The top-25 is almost all university's in big markets. Wichita State may be a cinderella, but its a cinderella playing in a town of 400,000 people. Football does fine with alums coming into town on the weekend, but you need real local support ($$$$) when playing multiple m-f games in bball.
You need a very special coach to overcome this. At one point we had that coach.
i wouldn't call the product exciting. watching his brand of offense was painful even in victories.
It was exciting because VT could hang with and beat up on better teams. Every game was winnable - Maryland - Eastern Shore - #1 Duke/NC/Wake Forest. That made every game worth watching
Deron Washington didn't hurt either.
I keep thinking, yes, he was thrown into an awful situation with little chance to succeed.
I also keep thinking, I have not seen any improvement since he became head coach.
So...my point being...it IS possible to know after 2 seasons that he is not the answer and go ahead and fire him.
I know everyone says he is a nice guy and deserves another year, but honestly...I think we do have the right to do a Rob Chudzinski on him. If it ain't workin', it ain't workin'....go ahead and make the move Hokies if you feel he is not going to be the coach 2 years from now, why wait??
JJ was leaving to go be an assistant at Clemson. Clemson is a mediocre team each year at best so it's not like he was leaving for greener pastures. VT bringing him back was fully based on the fact we waited to long to get rid of Seth (I personally like the guy). By waiting to long nobody worth anything was available plus wouldn't come after the manner in which we fired him. This will go down as one of the worst things Weaver did, right behind not allowing us to stick it in at games and last years lack of a home Thursday night game.

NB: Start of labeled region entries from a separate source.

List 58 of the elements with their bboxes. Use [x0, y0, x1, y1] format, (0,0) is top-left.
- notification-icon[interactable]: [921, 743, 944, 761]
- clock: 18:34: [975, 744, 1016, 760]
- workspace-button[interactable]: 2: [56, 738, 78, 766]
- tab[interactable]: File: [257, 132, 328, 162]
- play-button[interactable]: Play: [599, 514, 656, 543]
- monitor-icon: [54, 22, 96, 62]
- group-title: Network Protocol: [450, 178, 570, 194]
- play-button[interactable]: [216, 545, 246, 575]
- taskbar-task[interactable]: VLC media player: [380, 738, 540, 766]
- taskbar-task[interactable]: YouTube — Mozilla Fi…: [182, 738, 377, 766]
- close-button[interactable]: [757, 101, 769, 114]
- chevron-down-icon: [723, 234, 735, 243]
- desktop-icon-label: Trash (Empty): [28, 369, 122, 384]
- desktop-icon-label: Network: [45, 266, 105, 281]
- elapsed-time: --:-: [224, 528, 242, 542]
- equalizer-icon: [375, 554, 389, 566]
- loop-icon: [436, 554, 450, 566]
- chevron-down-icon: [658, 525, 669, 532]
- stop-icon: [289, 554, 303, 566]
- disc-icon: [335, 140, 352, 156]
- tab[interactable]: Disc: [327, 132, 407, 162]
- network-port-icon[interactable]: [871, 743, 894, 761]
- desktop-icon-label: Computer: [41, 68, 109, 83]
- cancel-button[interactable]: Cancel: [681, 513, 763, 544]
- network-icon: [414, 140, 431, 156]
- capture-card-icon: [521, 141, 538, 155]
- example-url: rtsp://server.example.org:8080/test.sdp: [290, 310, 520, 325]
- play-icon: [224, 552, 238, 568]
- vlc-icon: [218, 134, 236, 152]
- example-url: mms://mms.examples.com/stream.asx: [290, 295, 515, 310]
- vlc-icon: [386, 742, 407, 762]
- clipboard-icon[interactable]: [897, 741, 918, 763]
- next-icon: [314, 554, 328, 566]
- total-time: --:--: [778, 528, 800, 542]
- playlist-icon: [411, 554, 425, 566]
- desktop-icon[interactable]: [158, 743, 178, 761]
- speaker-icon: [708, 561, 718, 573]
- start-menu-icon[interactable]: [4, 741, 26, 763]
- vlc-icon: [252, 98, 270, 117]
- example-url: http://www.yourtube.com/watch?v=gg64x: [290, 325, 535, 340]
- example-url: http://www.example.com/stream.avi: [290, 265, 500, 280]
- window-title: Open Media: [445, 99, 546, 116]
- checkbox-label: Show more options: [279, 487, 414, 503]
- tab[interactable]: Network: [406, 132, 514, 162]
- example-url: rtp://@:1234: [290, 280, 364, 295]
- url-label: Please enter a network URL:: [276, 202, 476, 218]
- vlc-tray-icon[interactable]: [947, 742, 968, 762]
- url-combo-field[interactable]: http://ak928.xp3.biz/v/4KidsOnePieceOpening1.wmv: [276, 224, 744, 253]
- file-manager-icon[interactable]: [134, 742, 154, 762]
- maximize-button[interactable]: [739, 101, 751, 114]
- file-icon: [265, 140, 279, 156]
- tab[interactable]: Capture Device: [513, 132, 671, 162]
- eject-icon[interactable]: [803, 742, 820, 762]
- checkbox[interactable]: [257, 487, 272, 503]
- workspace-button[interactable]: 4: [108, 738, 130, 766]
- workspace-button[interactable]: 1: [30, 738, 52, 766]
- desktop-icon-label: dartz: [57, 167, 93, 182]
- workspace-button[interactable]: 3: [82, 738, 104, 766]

I think the biggest reason of the timing, wasn't that they were going to fire him no matter what that off season, but that the exit interview that JJ gave, really put to light a lot of the concerns that Weaver and the rest of the administrators had. The fact that coaches weren't going to "greener pastures" and instead were leaving just to get the hell away said a lot about Seth. If they really knew the depth of everything, Seth probably would have been let go the previous year. Unfortunately for the program, the tipping point was during an inopportune time.
At this point, blame can be pointed in many directions, but it will be up to the new AD to put in his solution. Babcock seems to know what he is doing and had plenty of experience hiring and firing at Cincy, so I'm sure he will make the right decision accordingly.
When I was at Tech (ole fogey talk here) Cassell was rocking to the brim and students would camp out for tickets. We had some great players and played fast-paced basketball.
Point being, if you win, fans will come.
Focus on a good charismatic hire and get some higher level recruits and then beat some people.